Folha de S. Paulo


Usar camisa da CBF contra corrupção é contrassenso, diz criador de uniforme

Protestar contra a corrupção usando a camiseta da seleção brasileira, com a marca CBF no peito, é um contrassenso. E quem faz a afirmação tem autoridade no assunto. "Esses mal-informados usam a camisa da entidade mais corrupta do mundo", disse Aldyr Garcia Schlee.

Criador da camiseta em 1953, o escritor, jornalista e desenhista se refere à Confederação Brasileira de Futebol. "As pessoas são tão ignorantes que não se dão conta que estão usando um símbolo da corrupção para combater a corrupção", completou ele à Folha em entrevista por telefone do seu sítio em Capão do Leão (a 226 km de Porto Alegre), no sul do Estado.

A CBF está envolvida no "Fifagate", escândalo de corrupção mundial da Fifa (gestora do futebol mundial) que veio à tona no ano passado. O presidente da entidade brasileira, Marco Polo Del Nero, e o ex-chefe da CBF Ricardo Teixeira foram indiciados.

Paulo Rossi-14.jun.2010/Folhapress
Aldyr Garcia Schlee com camisas da seleção brasileira
Aldyr Garcia Schlee com camisas da seleção brasileira

Para criar a camiseta, Schlee venceu o concurso do jornal "Correio da Manhã". Tinha 19 anos na época e sua ideia foi a escolhida entre outras 200. Até então, o uniforme do Brasil era uma camisa branca. A mudança foi idealizada após a então única trágica derrota do Brasil para o Uruguai, por 2 a 1, na final da Copa de 1950, no Rio.

O curioso é que Schlee vibrou com aquela vitória uruguaia porque, nascido em Jaguarão, na fronteira do Uruguai, sempre ficou dividido entre os dois países.

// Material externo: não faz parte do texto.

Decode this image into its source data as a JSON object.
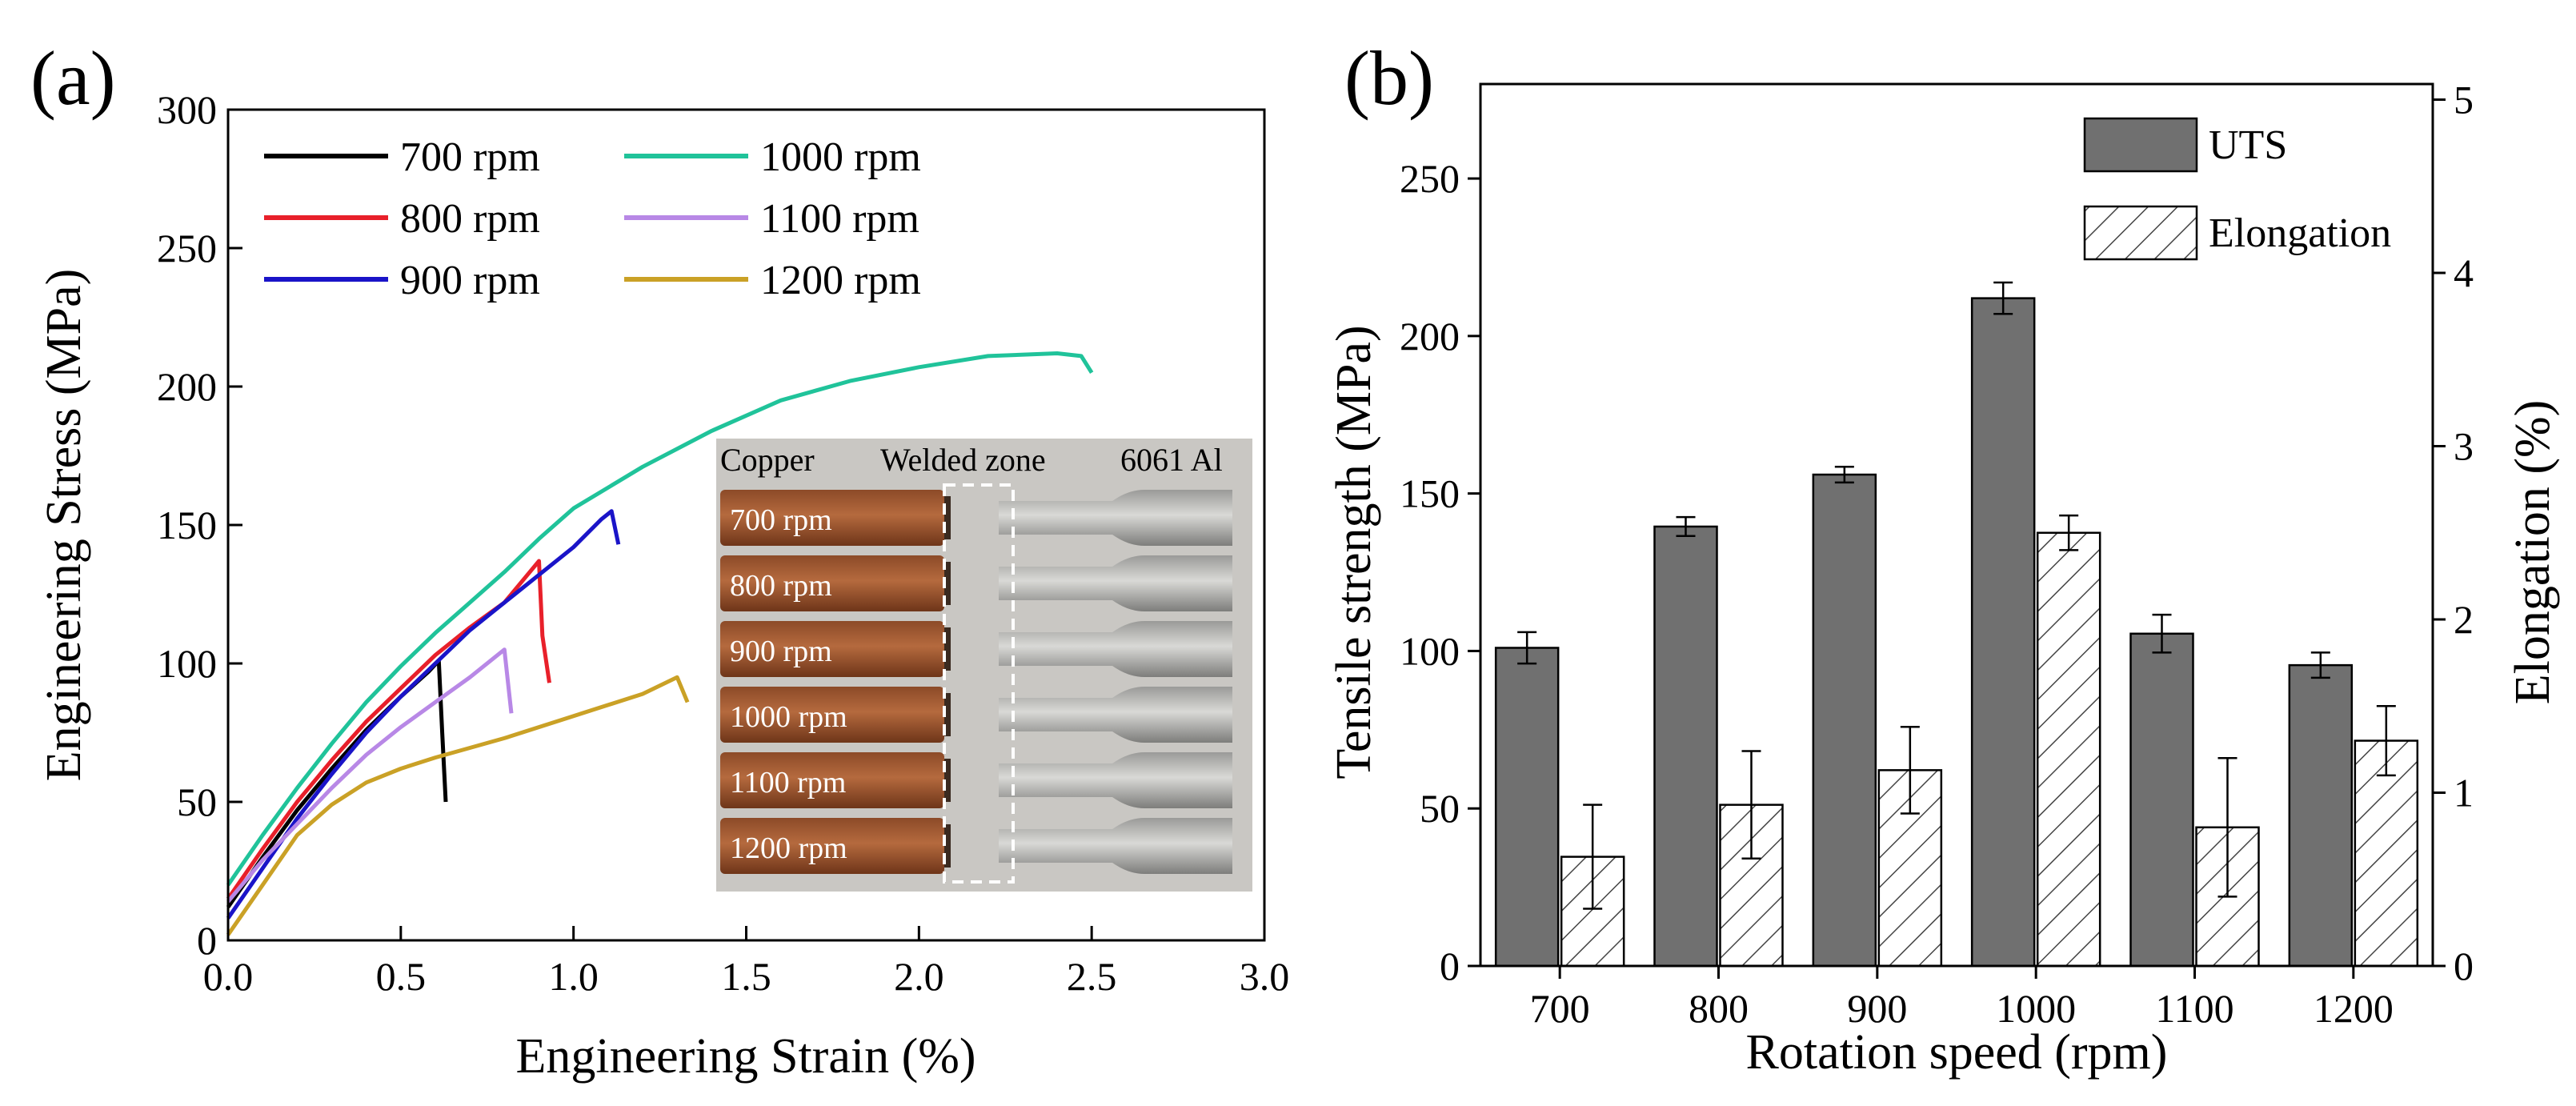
{
  "panel_labels": {
    "a": "(a)",
    "b": "(b)"
  },
  "chart_data": [
    {
      "type": "line",
      "panel": "(a)",
      "xlabel": "Engineering Strain (%)",
      "ylabel": "Engineering Stress (MPa)",
      "xlim": [
        0,
        3.0
      ],
      "ylim": [
        0,
        300
      ],
      "xticks": [
        0.0,
        0.5,
        1.0,
        1.5,
        2.0,
        2.5,
        3.0
      ],
      "xtick_labels": [
        "0.0",
        "0.5",
        "1.0",
        "1.5",
        "2.0",
        "2.5",
        "3.0"
      ],
      "yticks": [
        0,
        50,
        100,
        150,
        200,
        250,
        300
      ],
      "ytick_labels": [
        "0",
        "50",
        "100",
        "150",
        "200",
        "250",
        "300"
      ],
      "legend_position": "top-left",
      "series": [
        {
          "name": "700 rpm",
          "color": "#000000",
          "x": [
            0,
            0.1,
            0.2,
            0.3,
            0.4,
            0.5,
            0.58,
            0.61,
            0.62,
            0.63
          ],
          "y": [
            12,
            30,
            47,
            62,
            76,
            88,
            97,
            101,
            75,
            50
          ]
        },
        {
          "name": "800 rpm",
          "color": "#e8202a",
          "x": [
            0,
            0.1,
            0.2,
            0.3,
            0.4,
            0.5,
            0.6,
            0.7,
            0.8,
            0.9,
            0.91,
            0.93
          ],
          "y": [
            15,
            33,
            50,
            65,
            79,
            91,
            103,
            113,
            122,
            137,
            110,
            93
          ]
        },
        {
          "name": "900 rpm",
          "color": "#1a14c8",
          "x": [
            0,
            0.1,
            0.2,
            0.3,
            0.4,
            0.5,
            0.6,
            0.7,
            0.8,
            0.9,
            1.0,
            1.08,
            1.11,
            1.13
          ],
          "y": [
            8,
            26,
            44,
            60,
            75,
            88,
            100,
            112,
            122,
            132,
            142,
            152,
            155,
            143
          ]
        },
        {
          "name": "1000 rpm",
          "color": "#20c39a",
          "x": [
            0,
            0.1,
            0.2,
            0.3,
            0.4,
            0.5,
            0.6,
            0.7,
            0.8,
            0.9,
            1.0,
            1.2,
            1.4,
            1.6,
            1.8,
            2.0,
            2.2,
            2.4,
            2.47,
            2.5
          ],
          "y": [
            20,
            38,
            55,
            71,
            86,
            99,
            111,
            122,
            133,
            145,
            156,
            171,
            184,
            195,
            202,
            207,
            211,
            212,
            211,
            205
          ]
        },
        {
          "name": "1100 rpm",
          "color": "#b888e6",
          "x": [
            0,
            0.1,
            0.2,
            0.3,
            0.4,
            0.5,
            0.6,
            0.7,
            0.78,
            0.8,
            0.82
          ],
          "y": [
            14,
            29,
            42,
            55,
            67,
            77,
            86,
            95,
            103,
            105,
            82
          ]
        },
        {
          "name": "1200 rpm",
          "color": "#caa126",
          "x": [
            0,
            0.1,
            0.2,
            0.3,
            0.4,
            0.5,
            0.6,
            0.8,
            1.0,
            1.2,
            1.3,
            1.33
          ],
          "y": [
            2,
            20,
            38,
            49,
            57,
            62,
            66,
            73,
            81,
            89,
            95,
            86
          ]
        }
      ],
      "inset": {
        "headers": [
          "Copper",
          "Welded zone",
          "6061 Al"
        ],
        "rows": [
          "700 rpm",
          "800 rpm",
          "900 rpm",
          "1000 rpm",
          "1100 rpm",
          "1200 rpm"
        ]
      }
    },
    {
      "type": "bar",
      "panel": "(b)",
      "xlabel": "Rotation speed (rpm)",
      "ylabel": "Tensile strength (MPa)",
      "y2label": "Elongation (%)",
      "categories": [
        "700",
        "800",
        "900",
        "1000",
        "1100",
        "1200"
      ],
      "ylim": [
        0,
        280
      ],
      "yticks": [
        0,
        50,
        100,
        150,
        200,
        250
      ],
      "ytick_labels": [
        "0",
        "50",
        "100",
        "150",
        "200",
        "250"
      ],
      "y2lim": [
        0,
        5.09
      ],
      "y2ticks": [
        0,
        1,
        2,
        3,
        4,
        5
      ],
      "y2tick_labels": [
        "0",
        "1",
        "2",
        "3",
        "4",
        "5"
      ],
      "legend_position": "top-right",
      "series": [
        {
          "name": "UTS",
          "axis": "left",
          "color": "#707070",
          "values": [
            101,
            139.5,
            156,
            212,
            105.5,
            95.5
          ],
          "errors": [
            5,
            3,
            2.5,
            5,
            6,
            4
          ]
        },
        {
          "name": "Elongation",
          "axis": "right",
          "pattern": "hatch",
          "values": [
            0.63,
            0.93,
            1.13,
            2.5,
            0.8,
            1.3
          ],
          "errors": [
            0.3,
            0.31,
            0.25,
            0.1,
            0.4,
            0.2
          ]
        }
      ]
    }
  ]
}
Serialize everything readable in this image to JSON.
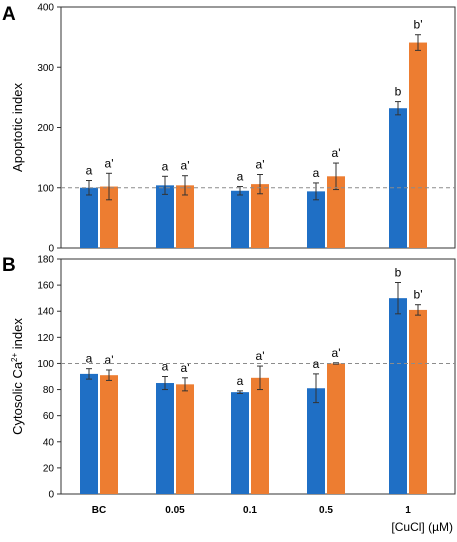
{
  "chart_data": [
    {
      "type": "bar",
      "panel_label": "A",
      "ylabel": "Apoptotic index",
      "xlabel": "",
      "categories": [
        "BC",
        "0.05",
        "0.1",
        "0.5",
        "1"
      ],
      "ylim": [
        0,
        400
      ],
      "yticks": [
        0,
        100,
        200,
        300,
        400
      ],
      "reference_line": 100,
      "grid": false,
      "series": [
        {
          "color": "#1f6fc5",
          "values": [
            100,
            104,
            95,
            94,
            232
          ],
          "errors": [
            12,
            15,
            7,
            14,
            11
          ],
          "labels": [
            "a",
            "a",
            "a",
            "a",
            "b"
          ]
        },
        {
          "color": "#ed7d31",
          "values": [
            102,
            104,
            106,
            119,
            341
          ],
          "errors": [
            22,
            16,
            16,
            22,
            13
          ],
          "labels": [
            "a'",
            "a'",
            "a'",
            "a'",
            "b'"
          ]
        }
      ]
    },
    {
      "type": "bar",
      "panel_label": "B",
      "ylabel_prefix": "Cytosolic Ca",
      "ylabel_sup": "2+",
      "ylabel_suffix": " index",
      "xlabel": "[CuCl] (µM)",
      "categories": [
        "BC",
        "0.05",
        "0.1",
        "0.5",
        "1"
      ],
      "ylim": [
        0,
        180
      ],
      "yticks": [
        0,
        20,
        40,
        60,
        80,
        100,
        120,
        140,
        160,
        180
      ],
      "reference_line": 100,
      "grid": false,
      "series": [
        {
          "color": "#1f6fc5",
          "values": [
            92,
            85,
            78,
            81,
            150
          ],
          "errors": [
            4,
            5,
            1,
            11,
            12
          ],
          "labels": [
            "a",
            "a",
            "a",
            "a",
            "b"
          ]
        },
        {
          "color": "#ed7d31",
          "values": [
            91,
            84,
            89,
            100,
            141
          ],
          "errors": [
            4,
            5,
            9,
            0.5,
            4
          ],
          "labels": [
            "a'",
            "a'",
            "a'",
            "a'",
            "b'"
          ]
        }
      ]
    }
  ]
}
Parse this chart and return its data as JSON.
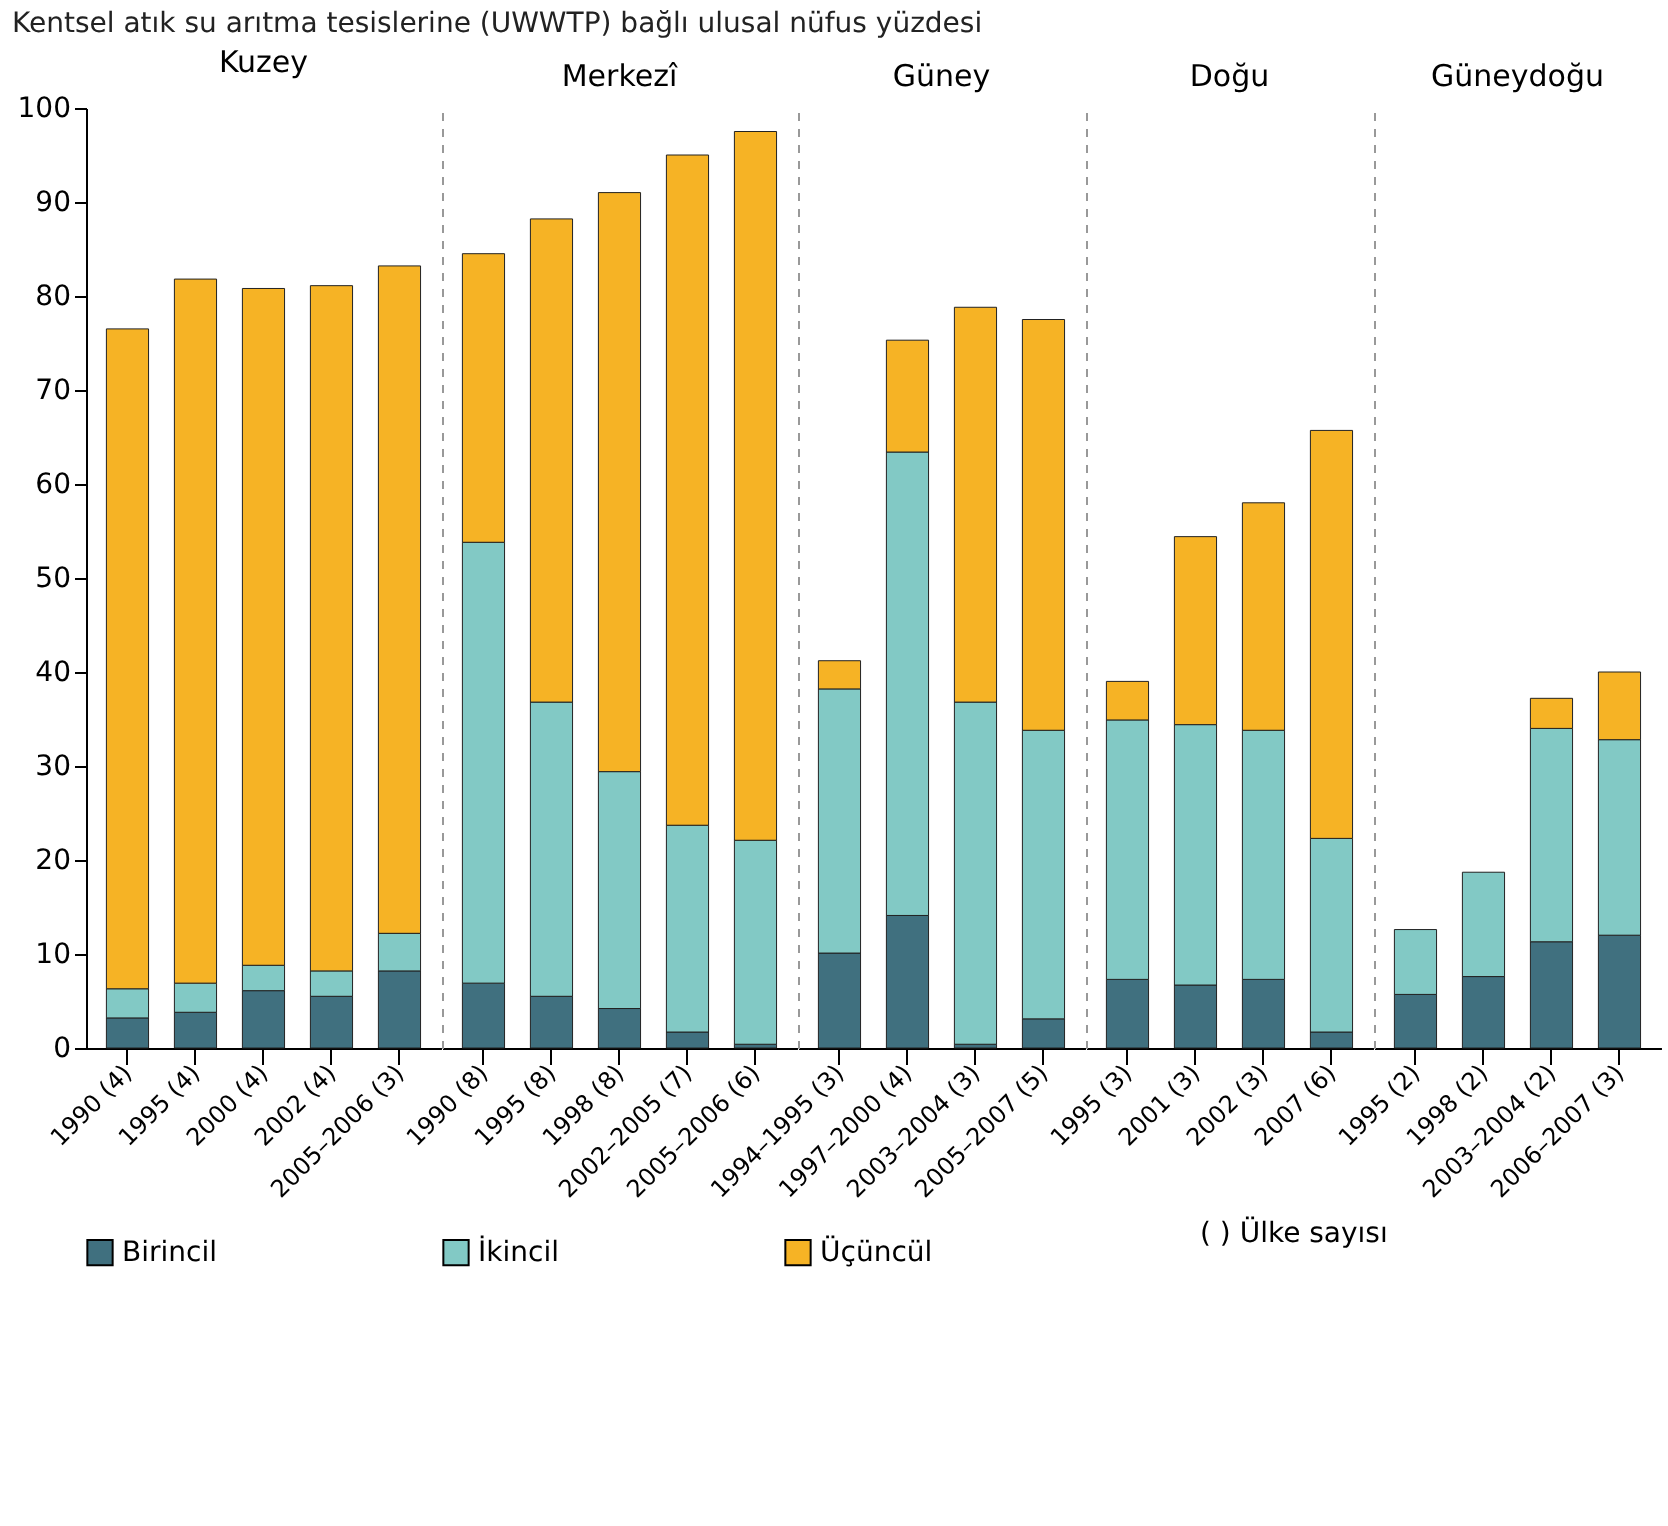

"No Uruguai sou considerado um autor uruguaio", diz Schlee. O escritor tem diversos livros em espanhol. Um deles, "El dia en que el papa fue a Melo" (1991), inspirou o filme "O banheiro do papa" (2007) sobre a visita de João Paulo II à pequena cidade de Melo, em 1988. Em 2013, foi publicado em português, pela editora Ardotempo.

No Brasil, Schlee ganhou duas vezes o prêmio Nestlé de Literatura e outras cinco o Açorianos. Como jornalista, Schlee levou o Esso, principal prêmio jornalístico do país, em 1962.

"Minha obra é toda desenvolvida no mundo literário sob a fronteira do rio Jaguarão, do lado de cá e do lado de lá [Uruguai]. É mais do que uma ligação de nascimento, passa-se no mundo dos sonhos, da invenção literária", conta o autor.

TESE CENSURADA

Em 1965, Schlee foi impedido pela ditadura militar (1964-85) de defender sua tese de doutorado em direito intitulada "O direito de autodeterminação dos povos", na UFRGS (Universidade Federal do Rio Grande do Sul).

"As únicas três cópias em papel da tese foram apreendidas pelos militares, passaram doze anos no porão de um quartel e só me devolveram bem depois", relembra. A tese acabou defendida apenas em 1977.

"Quando a defendi, já estava consagrada universalmente [a tese de autodeterminação dos povos]. Ninguém mais alegava nada contra e o Brasil tinha ratificado todos os pactos de direitos humanos que foram geridos na ONU", conta Schlee, que foi preso três vezes desde 1964.

A acusação contra o escritor era definida, diz ele, por uma "palavra vaga e que hoje ninguém se preocupa com seu significado": subversivo.